More generally about finding listening devices:

The device needs power and some way to transmit information (signal).

Power would be a difficult path to locating the device. It could be inside another electronic, like a clock, TV, or smoke detector. It may also have a battery to continue working for some time after it's unplugged. It could theoretically be in a wall / junction box "hardwired" into the home power.

It probably must either be connected to the local (home) network, broadcast electromagnetic signals (cellular, or generic short/medium-range RF), or the perpetrator must drive by periodically, presenting or accepting connections to a unique SSID.

If the listening device is using WiFi, it's relatively easy to buy a new router (to ensure there is no listening device inside the router itself) and set it up with a new SSID+Password, and configure it to only allow devices on a "whitelist" of specific MAC addresses. However, this won't help if it's connected to a neighbor's WiFi or using something like Amazon Sidewalk.

If the device might be using a Cellular modem or analog RF: SDR's (Software Defined Radios) could be used to scan for signals between 800MHz to 6GHz to triangulate the sources of any wireless signals (this range would cover analog RF, cellular, and WiFi). As long as the device is regularly/frequently emitting signals, the homeowner could turn off each device (Phones, laptops, TV's, smart thermostats/appliances, router, etc) that emits signals between 800MHz - 6GHz. Some items may surprise you - portable HEPA air filters or body weight scales or smoke detectors might all have benign wireless emissions - for these, it would be good to identify their model # and check if they are advertised as having "smart" features. It's also possible that one of these devices might have been opened and a recording device placed inside, in which case you can't rule them out completely except by selling and replacing them all.
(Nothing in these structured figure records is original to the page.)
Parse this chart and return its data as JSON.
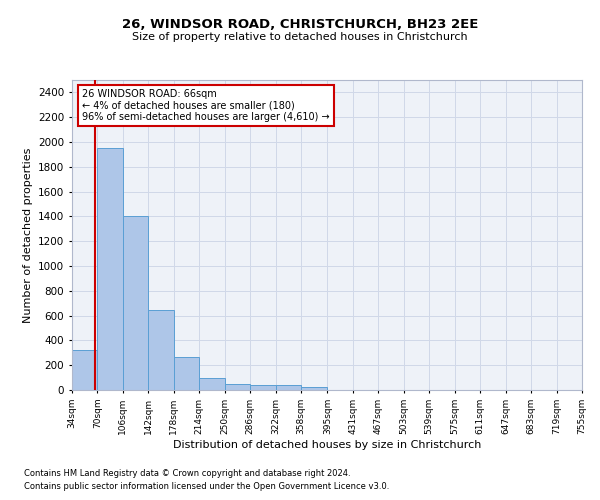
{
  "title": "26, WINDSOR ROAD, CHRISTCHURCH, BH23 2EE",
  "subtitle": "Size of property relative to detached houses in Christchurch",
  "xlabel": "Distribution of detached houses by size in Christchurch",
  "ylabel": "Number of detached properties",
  "footnote1": "Contains HM Land Registry data © Crown copyright and database right 2024.",
  "footnote2": "Contains public sector information licensed under the Open Government Licence v3.0.",
  "bar_edges": [
    34,
    70,
    106,
    142,
    178,
    214,
    250,
    286,
    322,
    358,
    395,
    431,
    467,
    503,
    539,
    575,
    611,
    647,
    683,
    719,
    755
  ],
  "bar_heights": [
    325,
    1950,
    1400,
    645,
    270,
    100,
    48,
    42,
    38,
    25,
    0,
    0,
    0,
    0,
    0,
    0,
    0,
    0,
    0,
    0
  ],
  "bar_color": "#aec6e8",
  "bar_edgecolor": "#5a9fd4",
  "grid_color": "#d0d8e8",
  "bg_color": "#eef2f8",
  "property_line_x": 66,
  "property_line_color": "#cc0000",
  "annotation_line1": "26 WINDSOR ROAD: 66sqm",
  "annotation_line2": "← 4% of detached houses are smaller (180)",
  "annotation_line3": "96% of semi-detached houses are larger (4,610) →",
  "annotation_box_color": "#cc0000",
  "ylim": [
    0,
    2500
  ],
  "yticks": [
    0,
    200,
    400,
    600,
    800,
    1000,
    1200,
    1400,
    1600,
    1800,
    2000,
    2200,
    2400
  ],
  "tick_labels": [
    "34sqm",
    "70sqm",
    "106sqm",
    "142sqm",
    "178sqm",
    "214sqm",
    "250sqm",
    "286sqm",
    "322sqm",
    "358sqm",
    "395sqm",
    "431sqm",
    "467sqm",
    "503sqm",
    "539sqm",
    "575sqm",
    "611sqm",
    "647sqm",
    "683sqm",
    "719sqm",
    "755sqm"
  ]
}
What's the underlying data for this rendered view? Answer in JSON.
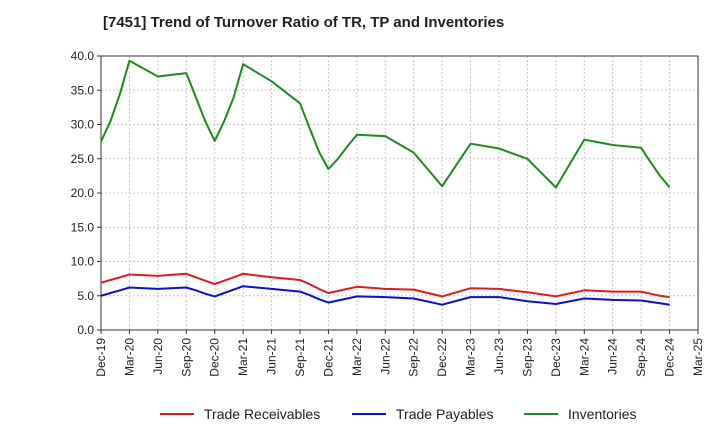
{
  "colors": {
    "receivables": "#e31a1c",
    "payables": "#0a10d0",
    "inventories": "#1f8a1f",
    "grid": "#c8c8c8",
    "axis": "#333333",
    "text": "#222222"
  },
  "chart_data": {
    "type": "line",
    "title": "[7451]  Trend of Turnover Ratio of TR, TP and Inventories",
    "xlabel": "",
    "ylabel": "",
    "ylim": [
      0,
      40
    ],
    "y_ticks": [
      0,
      5,
      10,
      15,
      20,
      25,
      30,
      35,
      40
    ],
    "y_tick_labels": [
      "0.0",
      "5.0",
      "10.0",
      "15.0",
      "20.0",
      "25.0",
      "30.0",
      "35.0",
      "40.0"
    ],
    "x_tick_labels": [
      "Dec-19",
      "Mar-20",
      "Jun-20",
      "Sep-20",
      "Dec-20",
      "Mar-21",
      "Jun-21",
      "Sep-21",
      "Dec-21",
      "Mar-22",
      "Jun-22",
      "Sep-22",
      "Dec-22",
      "Mar-23",
      "Jun-23",
      "Sep-23",
      "Dec-23",
      "Mar-24",
      "Jun-24",
      "Sep-24",
      "Dec-24",
      "Mar-25"
    ],
    "grid": true,
    "legend_position": "bottom",
    "x": [
      "Dec-19",
      "Jan-20",
      "Feb-20",
      "Mar-20",
      "Jun-20",
      "Sep-20",
      "Oct-20",
      "Nov-20",
      "Dec-20",
      "Jan-21",
      "Feb-21",
      "Mar-21",
      "Jun-21",
      "Sep-21",
      "Oct-21",
      "Nov-21",
      "Dec-21",
      "Jan-22",
      "Feb-22",
      "Mar-22",
      "Jun-22",
      "Sep-22",
      "Dec-22",
      "Mar-23",
      "Jun-23",
      "Sep-23",
      "Dec-23",
      "Mar-24",
      "Jun-24",
      "Sep-24",
      "Oct-24",
      "Nov-24",
      "Dec-24"
    ],
    "series": [
      {
        "name": "Trade Receivables",
        "color_key": "receivables",
        "values": [
          6.9,
          7.3,
          7.7,
          8.1,
          7.9,
          8.2,
          7.7,
          7.2,
          6.7,
          7.2,
          7.7,
          8.2,
          7.7,
          7.3,
          6.7,
          6.0,
          5.4,
          5.7,
          6.0,
          6.3,
          6.0,
          5.9,
          4.9,
          6.1,
          6.0,
          5.5,
          4.9,
          5.8,
          5.6,
          5.6,
          5.3,
          5.0,
          4.8
        ]
      },
      {
        "name": "Trade Payables",
        "color_key": "payables",
        "values": [
          5.0,
          5.4,
          5.8,
          6.2,
          6.0,
          6.2,
          5.8,
          5.3,
          4.9,
          5.4,
          5.9,
          6.4,
          6.0,
          5.6,
          5.1,
          4.5,
          4.0,
          4.3,
          4.6,
          4.9,
          4.8,
          4.6,
          3.7,
          4.8,
          4.8,
          4.2,
          3.8,
          4.6,
          4.4,
          4.3,
          4.1,
          3.9,
          3.7
        ]
      },
      {
        "name": "Inventories",
        "color_key": "inventories",
        "values": [
          27.5,
          30.5,
          34.5,
          39.3,
          37.0,
          37.5,
          34.0,
          30.5,
          27.6,
          30.5,
          34.0,
          38.8,
          36.3,
          33.1,
          29.5,
          26.0,
          23.5,
          25.0,
          26.8,
          28.5,
          28.3,
          25.9,
          21.0,
          27.2,
          26.5,
          25.0,
          20.8,
          27.8,
          27.0,
          26.6,
          24.5,
          22.5,
          20.8
        ]
      }
    ]
  }
}
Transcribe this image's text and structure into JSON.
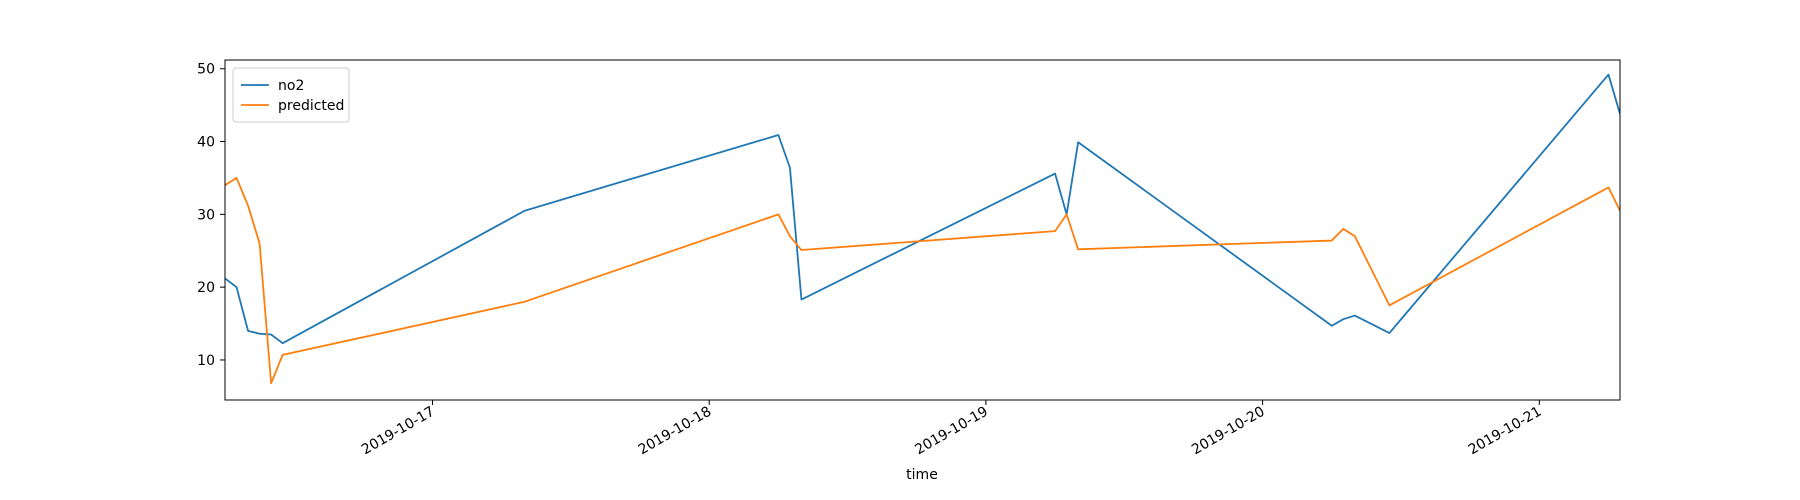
{
  "chart_data": {
    "type": "line",
    "title": "",
    "xlabel": "time",
    "ylabel": "",
    "x_type": "date",
    "xlim": [
      "2019-10-16T06:00",
      "2019-10-21T07:00"
    ],
    "ylim": [
      4.5,
      51.2
    ],
    "x_tick_labels": [
      "2019-10-17",
      "2019-10-18",
      "2019-10-19",
      "2019-10-20",
      "2019-10-21"
    ],
    "y_ticks": [
      10,
      20,
      30,
      40,
      50
    ],
    "grid": false,
    "legend_position": "top-left",
    "series": [
      {
        "name": "no2",
        "color": "#1f77b4",
        "points": [
          [
            "2019-10-16T06:00",
            21.2
          ],
          [
            "2019-10-16T07:00",
            20.0
          ],
          [
            "2019-10-16T08:00",
            14.0
          ],
          [
            "2019-10-16T09:00",
            13.6
          ],
          [
            "2019-10-16T10:00",
            13.5
          ],
          [
            "2019-10-16T11:00",
            12.3
          ],
          [
            "2019-10-17T08:00",
            30.5
          ],
          [
            "2019-10-18T06:00",
            40.9
          ],
          [
            "2019-10-18T07:00",
            36.4
          ],
          [
            "2019-10-18T08:00",
            18.3
          ],
          [
            "2019-10-19T06:00",
            35.6
          ],
          [
            "2019-10-19T07:00",
            30.0
          ],
          [
            "2019-10-19T08:00",
            39.9
          ],
          [
            "2019-10-20T06:00",
            14.7
          ],
          [
            "2019-10-20T07:00",
            15.6
          ],
          [
            "2019-10-20T08:00",
            16.1
          ],
          [
            "2019-10-20T11:00",
            13.7
          ],
          [
            "2019-10-21T06:00",
            49.2
          ],
          [
            "2019-10-21T07:00",
            43.8
          ]
        ]
      },
      {
        "name": "predicted",
        "color": "#ff7f0e",
        "points": [
          [
            "2019-10-16T06:00",
            34.0
          ],
          [
            "2019-10-16T07:00",
            35.0
          ],
          [
            "2019-10-16T08:00",
            31.2
          ],
          [
            "2019-10-16T09:00",
            26.0
          ],
          [
            "2019-10-16T10:00",
            6.8
          ],
          [
            "2019-10-16T11:00",
            10.7
          ],
          [
            "2019-10-17T08:00",
            18.0
          ],
          [
            "2019-10-18T06:00",
            30.0
          ],
          [
            "2019-10-18T07:00",
            27.0
          ],
          [
            "2019-10-18T08:00",
            25.1
          ],
          [
            "2019-10-19T06:00",
            27.7
          ],
          [
            "2019-10-19T07:00",
            30.0
          ],
          [
            "2019-10-19T08:00",
            25.2
          ],
          [
            "2019-10-20T06:00",
            26.4
          ],
          [
            "2019-10-20T07:00",
            28.0
          ],
          [
            "2019-10-20T08:00",
            27.0
          ],
          [
            "2019-10-20T11:00",
            17.5
          ],
          [
            "2019-10-21T06:00",
            33.7
          ],
          [
            "2019-10-21T07:00",
            30.5
          ]
        ]
      }
    ]
  }
}
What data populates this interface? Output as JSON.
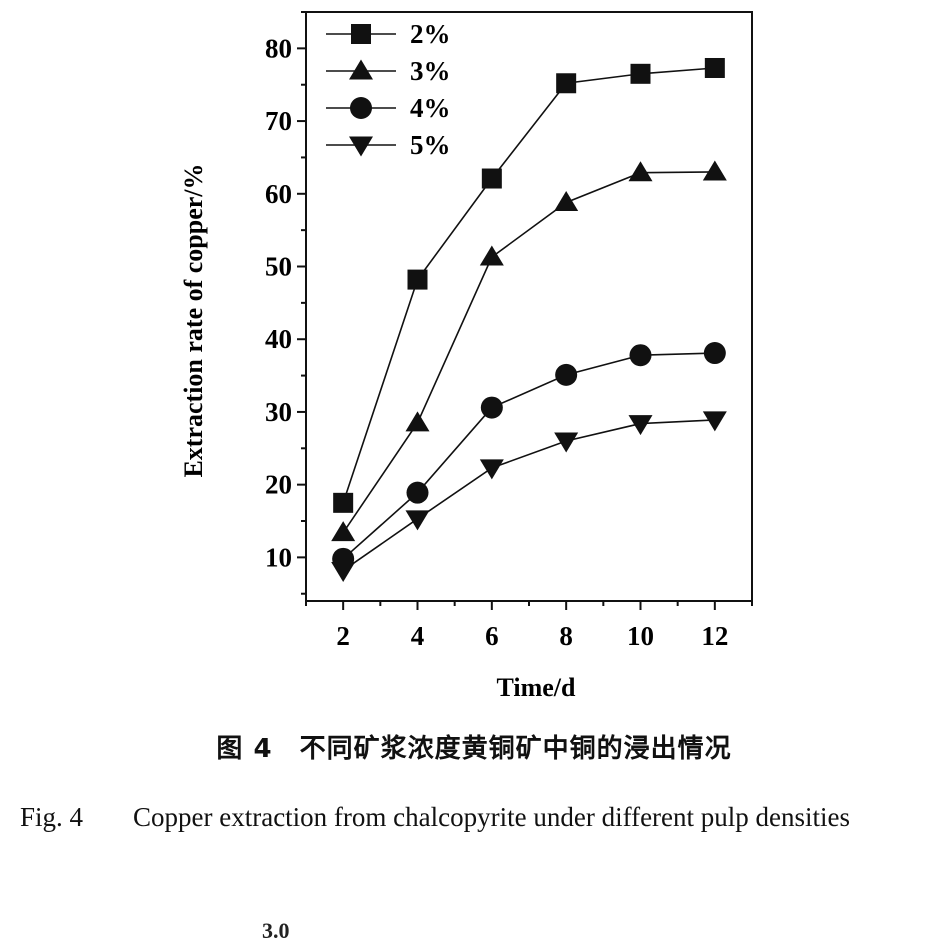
{
  "chart_data": {
    "type": "line",
    "title": "",
    "xlabel": "Time/d",
    "ylabel": "Extraction rate of copper/%",
    "xlim": [
      1.0,
      13.0
    ],
    "ylim": [
      4.0,
      85.0
    ],
    "xticks": [
      2,
      4,
      6,
      8,
      10,
      12
    ],
    "yticks": [
      10,
      20,
      30,
      40,
      50,
      60,
      70,
      80
    ],
    "legend_position": "top-left",
    "grid": false,
    "x": [
      2,
      4,
      6,
      8,
      10,
      12
    ],
    "series": [
      {
        "name": "2%",
        "marker": "square",
        "values": [
          17.5,
          48.2,
          62.1,
          75.2,
          76.5,
          77.3
        ]
      },
      {
        "name": "3%",
        "marker": "triangle-up",
        "values": [
          13.4,
          28.5,
          51.3,
          58.8,
          62.9,
          63.0
        ]
      },
      {
        "name": "4%",
        "marker": "circle",
        "values": [
          9.8,
          18.9,
          30.6,
          35.1,
          37.8,
          38.1
        ]
      },
      {
        "name": "5%",
        "marker": "triangle-down",
        "values": [
          8.2,
          15.3,
          22.3,
          26.0,
          28.4,
          28.9
        ]
      }
    ]
  },
  "caption": {
    "cn": "图 4　不同矿浆浓度黄铜矿中铜的浸出情况",
    "en_label": "Fig. 4",
    "en_text": "Copper extraction from chalcopyrite under different pulp densities"
  },
  "bottom_fragment": "3.0"
}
However, there is a small chance (given that "the stalker is not technical at all") that the device could lie completely dormant until it receives a "wake-up" signal on a particular RF frequency (the stalker would drive by and emit the "wake-up" signal and then the device would respond by sending the recorded audio). If that's the case, you'd probably need multiple SDR's monitoring 24/7, and calculating the approximate triangulated position of each source. Rule out all the sources of frequent RF emission, and then have the system notify whenever a new signal is found near the home, and try to locate it and rule it out.

It's a pretty tough problem.

But most likely, it's using WiFi, or maybe a cellular modem. The homeowner's WiFi/network is easy to lock down. However, if it's using a neighbors WiFi or a cellular modem, you'll likely need to use an SDR. If it's super advanced, you'll need to use a constellation of multiple SDR's with 24/7 monitoring to locate it.

The most advanced but still technically feasible technique to find a listening bug would be to use a "Non-Linear Junction Detector". They start at about $15,000 and will find pretty much any semiconductor in the building. But the device may be hidden inside of an actual appliance (TV/etc) or dressed up as a "normal" electronic device (like a bedside clock or smoke detector). So this would only be useful for finding some small electronic device that's not, itself, already hidden in some electronic appliance.